God use us to stand them up again.

5 thoughts on “Words To Stand You On Your Feet

  1. have known robert canoy for well over a decade now, and very much enjoyed your short, effective dissertation concerning your past “failings”….i love robert, and know now why he thinks so highly of you……..your “words to stand you on your feet” made an empression on me and (just as many of robert’s “pearls of wisdom” have done), i shall be a better coach/leader/Christian by learning to apply the Biblical priciples you shared at the gwu luncheon…thank you, for attending and participating……Godspeed, coach s. patton/gardner-webb university

  2. Bro. Joe,

    Your father would like to comment on this article and as he has no other access to the internet, I am his conduit. Here is his comment:

    In 1924, I carried water for a Planer Mill when I was 12 years old. I walked to work three miles, barefooted, six days a week. I was paid 50 cents for a nine hour day.

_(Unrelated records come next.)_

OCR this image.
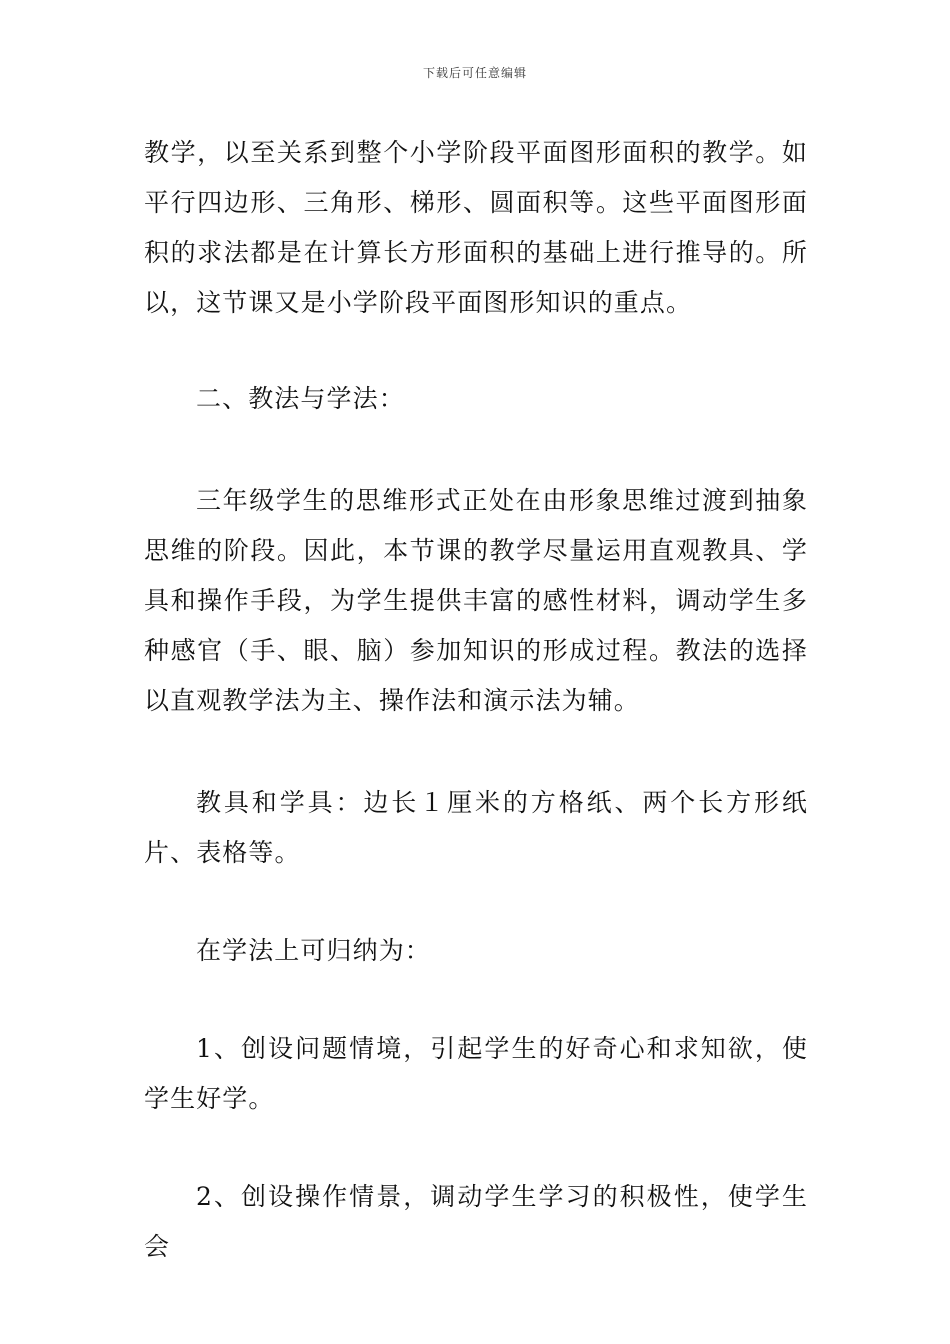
下载后可任意编辑

教学，以至关系到整个小学阶段平面图形面积的教学。如平行四边形、三角形、梯形、圆面积等。这些平面图形面积的求法都是在计算长方形面积的基础上进行推导的。所以，这节课又是小学阶段平面图形知识的重点。

二、教法与学法：

三年级学生的思维形式正处在由形象思维过渡到抽象思维的阶段。因此，本节课的教学尽量运用直观教具、学具和操作手段，为学生提供丰富的感性材料，调动学生多种感官（手、眼、脑）参加知识的形成过程。教法的选择以直观教学法为主、操作法和演示法为辅。

教具和学具：边长１厘米的方格纸、两个长方形纸片、表格等。

在学法上可归纳为：

1、创设问题情境，引起学生的好奇心和求知欲，使学生好学。

2、创设操作情景，调动学生学习的积极性，使学生会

    My dad left Alabama to get work in Illinois. It was 30 days before he got a job and another 30 days before he got a payday – he owed it for room and board. In the meantime, I’m still carrying water. We lived on $6.00 every two weeks. We canned fruit and made a garden.

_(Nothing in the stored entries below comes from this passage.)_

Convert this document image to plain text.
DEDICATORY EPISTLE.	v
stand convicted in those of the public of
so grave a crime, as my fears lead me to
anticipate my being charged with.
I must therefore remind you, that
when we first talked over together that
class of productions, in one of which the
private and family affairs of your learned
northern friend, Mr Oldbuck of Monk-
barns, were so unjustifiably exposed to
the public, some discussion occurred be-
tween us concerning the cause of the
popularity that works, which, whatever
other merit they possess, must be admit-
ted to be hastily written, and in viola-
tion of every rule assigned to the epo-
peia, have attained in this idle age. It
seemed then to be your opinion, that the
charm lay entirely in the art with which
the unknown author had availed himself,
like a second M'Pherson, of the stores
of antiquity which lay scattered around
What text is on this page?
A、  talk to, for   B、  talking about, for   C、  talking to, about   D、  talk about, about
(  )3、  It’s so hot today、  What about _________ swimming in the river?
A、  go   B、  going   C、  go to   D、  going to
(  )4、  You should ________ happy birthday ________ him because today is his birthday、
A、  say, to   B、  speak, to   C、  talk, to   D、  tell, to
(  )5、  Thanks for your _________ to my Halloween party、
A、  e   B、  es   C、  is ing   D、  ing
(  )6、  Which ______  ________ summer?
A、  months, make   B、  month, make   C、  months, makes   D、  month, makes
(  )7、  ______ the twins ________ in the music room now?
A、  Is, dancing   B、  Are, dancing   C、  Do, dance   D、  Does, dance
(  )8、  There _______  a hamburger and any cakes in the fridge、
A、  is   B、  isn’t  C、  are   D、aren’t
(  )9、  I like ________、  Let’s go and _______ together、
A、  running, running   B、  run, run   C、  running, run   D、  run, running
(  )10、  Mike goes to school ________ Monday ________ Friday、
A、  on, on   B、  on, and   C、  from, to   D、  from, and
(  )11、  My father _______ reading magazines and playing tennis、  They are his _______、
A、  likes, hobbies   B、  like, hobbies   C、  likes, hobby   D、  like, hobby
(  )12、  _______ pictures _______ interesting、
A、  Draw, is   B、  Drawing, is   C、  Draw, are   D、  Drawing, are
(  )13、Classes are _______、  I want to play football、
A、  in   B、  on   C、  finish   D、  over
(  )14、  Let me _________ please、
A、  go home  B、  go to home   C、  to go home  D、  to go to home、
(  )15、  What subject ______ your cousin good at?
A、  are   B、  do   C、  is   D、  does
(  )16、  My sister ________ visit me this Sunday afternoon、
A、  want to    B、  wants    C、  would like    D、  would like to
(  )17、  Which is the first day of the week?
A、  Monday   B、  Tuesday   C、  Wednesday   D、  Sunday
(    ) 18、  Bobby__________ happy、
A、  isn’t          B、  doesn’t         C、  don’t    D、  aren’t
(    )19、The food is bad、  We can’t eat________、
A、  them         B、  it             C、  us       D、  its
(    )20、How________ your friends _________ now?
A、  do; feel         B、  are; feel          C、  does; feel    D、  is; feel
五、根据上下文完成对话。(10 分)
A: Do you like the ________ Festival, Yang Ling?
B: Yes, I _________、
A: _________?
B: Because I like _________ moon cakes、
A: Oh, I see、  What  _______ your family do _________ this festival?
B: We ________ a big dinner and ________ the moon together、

    One day the man in charge at the planer said to me, “Son, when you gut them feet, I want the gizzard.” He laughed. I didn’t. He did not know why I was barefooted. It hurt anyway.

    It still is not funny. Be careful what you say – good intentions are no excuse.

    Carl J. McKeever

  3. Joe: Great message. It is very important to watch what we say. The following is a quote. I do not remember where I got. “Be careful what you say. Everyone you meet is carrying some kind of burden”.

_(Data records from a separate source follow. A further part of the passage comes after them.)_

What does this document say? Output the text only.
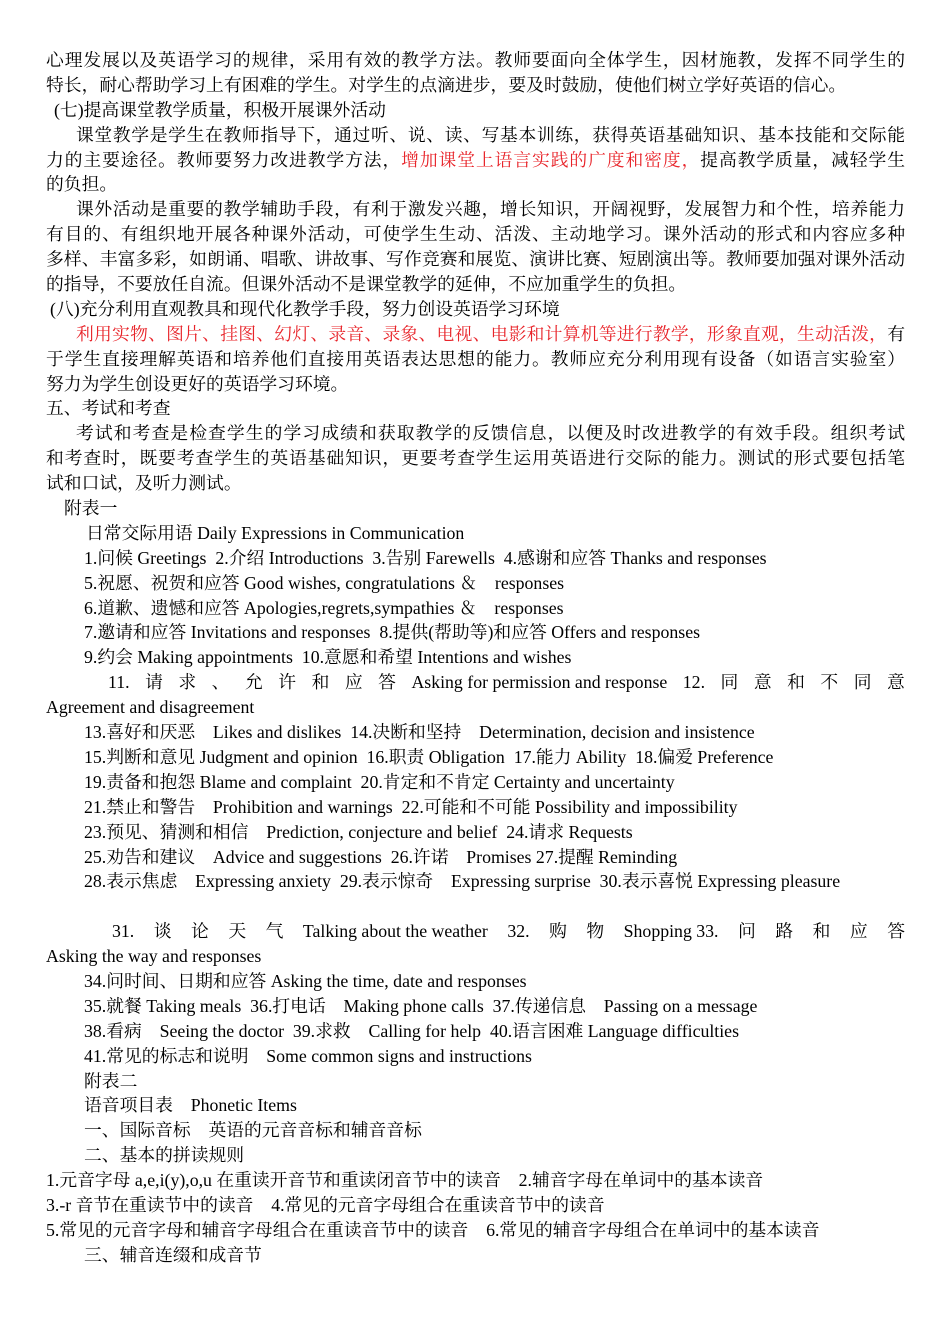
心理发展以及英语学习的规律，采用有效的教学方法。教师要面向全体学生，因材施教，发挥不同学生的
特长，耐心帮助学习上有困难的学生。对学生的点滴进步，要及时鼓励，使他们树立学好英语的信心。
(七)提高课堂教学质量，积极开展课外活动
课堂教学是学生在教师指导下，通过听、说、读、写基本训练，获得英语基础知识、基本技能和交际能
力的主要途径。教师要努力改进教学方法，增加课堂上语言实践的广度和密度，提高教学质量，减轻学生
的负担。
课外活动是重要的教学辅助手段，有利于激发兴趣，增长知识，开阔视野，发展智力和个性，培养能力
有目的、有组织地开展各种课外活动，可使学生生动、活泼、主动地学习。课外活动的形式和内容应多种
多样、丰富多彩，如朗诵、唱歌、讲故事、写作竞赛和展览、演讲比赛、短剧演出等。教师要加强对课外活动
的指导，不要放任自流。但课外活动不是课堂教学的延伸，不应加重学生的负担。
(八)充分利用直观教具和现代化教学手段，努力创设英语学习环境
利用实物、图片、挂图、幻灯、录音、录象、电视、电影和计算机等进行教学，形象直观，生动活泼，有
于学生直接理解英语和培养他们直接用英语表达思想的能力。教师应充分利用现有设备（如语言实验室）
努力为学生创设更好的英语学习环境。
五、考试和考查
考试和考查是检查学生的学习成绩和获取教学的反馈信息，以便及时改进教学的有效手段。组织考试
和考查时，既要考查学生的英语基础知识，更要考查学生运用英语进行交际的能力。测试的形式要包括笔
试和口试，及听力测试。
附表一
日常交际用语 Daily Expressions in Communication
1.问候 Greetings  2.介绍 Introductions  3.告别 Farewells  4.感谢和应答 Thanks and responses
5.祝愿、祝贺和应答 Good wishes, congratulations ＆    responses
6.道歉、遗憾和应答 Apologies,regrets,sympathies ＆    responses
7.邀请和应答 Invitations and responses  8.提供(帮助等)和应答 Offers and responses
9.约会 Making appointments  10.意愿和希望 Intentions and wishes
11. 请 求 、 允 许 和 应 答 Asking for permission and response 12. 同 意 和 不 同 意
Agreement and disagreement
13.喜好和厌恶    Likes and dislikes  14.决断和坚持    Determination, decision and insistence
15.判断和意见 Judgment and opinion  16.职责 Obligation  17.能力 Ability  18.偏爱 Preference
19.责备和抱怨 Blame and complaint  20.肯定和不肯定 Certainty and uncertainty
21.禁止和警告    Prohibition and warnings  22.可能和不可能 Possibility and impossibility
23.预见、猜测和相信    Prediction, conjecture and belief  24.请求 Requests
25.劝告和建议    Advice and suggestions  26.许诺    Promises 27.提醒 Reminding
28.表示焦虑    Expressing anxiety  29.表示惊奇    Expressing surprise  30.表示喜悦 Expressing pleasure
31. 谈 论 天 气 Talking about the weather 32. 购 物 Shopping 33. 问 路 和 应 答
Asking the way and responses
34.问时间、日期和应答 Asking the time, date and responses
35.就餐 Taking meals  36.打电话    Making phone calls  37.传递信息    Passing on a message
38.看病    Seeing the doctor  39.求救    Calling for help  40.语言困难 Language difficulties
41.常见的标志和说明    Some common signs and instructions
附表二
语音项目表    Phonetic Items
一、国际音标    英语的元音音标和辅音音标
二、基本的拼读规则
1.元音字母 a,e,i(y),o,u 在重读开音节和重读闭音节中的读音    2.辅音字母在单词中的基本读音
3.-r 音节在重读节中的读音    4.常见的元音字母组合在重读音节中的读音
5.常见的元音字母和辅音字母组合在重读音节中的读音    6.常见的辅音字母组合在单词中的基本读音
三、辅音连缀和成音节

  4. Joe, the reason you are one who stood me on my feet time and time again is because you had been down the same road I had been. I, too, have had the unfortunate experience of parents, “You are so stupid. Will you ever learn?”, comment. I too have had bad teachers–1st grade, what a way to begin my educational career.

    But then, God stands us on our feet with wonderful teachers, pastors and friends today. I had Mrs. Staubus in the 3rd grade who told me I had a gift for speaking, when I could hardly put three words together. Her comment was welcomed water on a parched, cracking spirit. Pastor’s like Milton Gardner at Friendly Baptist Church in Tyler, Texas (a church that lived up to its name primarily because Gardner set the tone in the fellowship) would always greet me, a lowly youth director, with a “Good Morning Doctor!” everday of my ministry on that field. To this day, I often immulate him because his words were healing to my wounded heart, and today I can only pray my words will be the same balm to another.

    I never dreamed I would go any further in my life preparation than maybe a seminary degree. But something kept “standing me up”. I believe, first the Lord stood me up with his constant words of encouragement–“follow me and I will make you fishers of men.” Then through the words of so many pastors and other wonderful believers. Today, I have a “Post Hole Digger” as Atwell Andrews used to call it. That is a Ph.D., that I never would have dreamed possible. I made a promise to the Lord, that I would use his Post Hole Digger to plant encouraging seeds in the lives of people who need to be uplifted instead of pressed down. Thanks McKeever for being one of those. May your tribe increase! Bryan

  5. Joe: I did not know where to put my thoughts down on yesterday’s passing of Jane Wyman. Many remember her as President Reagan’s first wife. But like so many people in Hollywood scene, their marriage did not last.

    As I have mentioned to you my mother was very good firends with Jane at John Burroughs Junior High School in Los Angeles (grades 7-9). Further reading in today’s newspaper mentioned that Jane was forced to drop at of high school at age 15 and never did complete her high school education because she had to work to help support her family.

    Her success in the movie industry followed together with I believe an eight year marriage to Ronald Reagan. They subsequently divorced.

    Anyway, I find this interesting because I was recently talking to my mother (almost ninty)about her firendship with Jane so many years ago.